This has the potential to be a great horror story. The premise is certainly intriguing: a young woman who goes to an audition in what turns out to be an empty theatre where she first hears strange sounds, then sees a scary figure that starts to follow her. There are some very good elements here. The audition has been cancelled but she doesn’t know this because she had put her phone on silent so she wouldn’t be disturbed. Consequently, she ends up being alone, and I can imagine that an empty theatre can be a creepy place. There would be structures and shadows that might look strange and even scary in the dark, sounds like footsteps would echo - it wouldn’t be a place where I would like to be alone, even if a theatre is usually a busy, fun place to be. A good setting for a horror story!


*PenG* Suggestions:

The story takes quite a long time to get to the scary part. The last couple of paragraphs were well done and I could feel the dread the main character was feeling as she encountered the figure who was laughing and starting to follow her. I felt that the build up took too long though. You spent a lot of time talking about the weather, how long it took her to get there, why she arrived at a certain time, and similar details that turned out not to be relevant to the story. It’s fine to string it out a bit to heighten the tension, but the details should be important. It would have been different if she had kept checking the time and suddenly, instead of 5pm, it was midnight, or if the weather had been sunny whens he arrived and without warning, there was thunder and lightning - that would have made the scene scarier.
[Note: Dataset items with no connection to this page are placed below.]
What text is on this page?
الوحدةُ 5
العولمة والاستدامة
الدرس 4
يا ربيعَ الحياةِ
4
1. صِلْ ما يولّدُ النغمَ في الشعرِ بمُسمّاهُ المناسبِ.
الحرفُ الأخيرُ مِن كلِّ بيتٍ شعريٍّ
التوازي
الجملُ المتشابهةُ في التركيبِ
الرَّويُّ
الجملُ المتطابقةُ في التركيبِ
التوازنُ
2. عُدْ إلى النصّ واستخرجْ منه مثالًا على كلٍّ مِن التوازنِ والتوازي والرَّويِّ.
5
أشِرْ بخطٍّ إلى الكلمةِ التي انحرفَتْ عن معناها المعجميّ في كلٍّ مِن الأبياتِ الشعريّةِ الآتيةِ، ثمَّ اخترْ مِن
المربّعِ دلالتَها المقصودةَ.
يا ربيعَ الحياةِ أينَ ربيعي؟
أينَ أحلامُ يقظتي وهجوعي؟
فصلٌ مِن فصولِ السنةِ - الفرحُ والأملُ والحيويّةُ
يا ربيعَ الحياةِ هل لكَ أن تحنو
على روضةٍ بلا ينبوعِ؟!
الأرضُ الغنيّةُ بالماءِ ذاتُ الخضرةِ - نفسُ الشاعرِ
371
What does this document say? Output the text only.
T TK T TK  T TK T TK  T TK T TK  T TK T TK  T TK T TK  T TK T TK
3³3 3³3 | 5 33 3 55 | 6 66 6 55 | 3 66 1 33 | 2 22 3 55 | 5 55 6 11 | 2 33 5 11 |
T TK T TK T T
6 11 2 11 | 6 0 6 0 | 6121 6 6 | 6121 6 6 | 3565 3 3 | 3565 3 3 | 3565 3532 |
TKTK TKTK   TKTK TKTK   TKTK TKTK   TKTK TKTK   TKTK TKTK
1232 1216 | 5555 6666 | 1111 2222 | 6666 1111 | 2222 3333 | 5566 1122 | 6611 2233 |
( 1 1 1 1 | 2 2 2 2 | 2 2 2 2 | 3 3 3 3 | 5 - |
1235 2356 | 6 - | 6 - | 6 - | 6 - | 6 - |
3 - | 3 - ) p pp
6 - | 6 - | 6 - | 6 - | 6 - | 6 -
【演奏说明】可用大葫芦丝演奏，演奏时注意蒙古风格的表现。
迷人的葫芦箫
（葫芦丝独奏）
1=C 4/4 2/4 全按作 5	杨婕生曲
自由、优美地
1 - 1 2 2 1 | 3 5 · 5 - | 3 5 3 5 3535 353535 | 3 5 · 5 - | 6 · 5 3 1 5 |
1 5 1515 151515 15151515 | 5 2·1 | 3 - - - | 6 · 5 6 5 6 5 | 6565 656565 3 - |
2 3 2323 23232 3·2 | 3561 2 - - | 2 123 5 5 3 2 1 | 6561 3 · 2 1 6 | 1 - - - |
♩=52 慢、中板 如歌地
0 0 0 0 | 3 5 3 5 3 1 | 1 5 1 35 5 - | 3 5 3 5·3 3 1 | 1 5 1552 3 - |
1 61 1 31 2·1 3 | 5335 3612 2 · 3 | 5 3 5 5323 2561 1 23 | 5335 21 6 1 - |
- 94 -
I think the story needs a bit of a conclusion as well. It’s satisfying that she got away and the figure didn’t pursue her as she ran away, but it would have been interesting to know why. The story is in the ‘ghost’ category so I assume that that’s what the figure was, but you didn’t explain whose ghost it was or why it was there. That might have been a good bit of backstory to weave into the earlier part of the story, for example, her friend could have laughed about some old creepy stories that the drama students told to others. Or, if you didn’t want to give it away early on, she could have run into one of the stage crew on her escape who casually mentioned that this was the ghost of [whoever you want it to be] and they always come to frighten new students, or whatever you want to make up. It needed something at the end though because as it is, the readers come away somewhat dissatisfied that they didn’t get to find out what it was.


*PenP* Final Thoughts:

I thought this was a very good idea, but I felt there was quite a difference between the beginning and the last two or three paragraphs. If you did a bit of work on the beginning to tie it in more with where you are going with the story, making the details relevant and adding to the atmosphere you’re trying to create, I think the two parts would fit together much better and you’d have a more rounded story.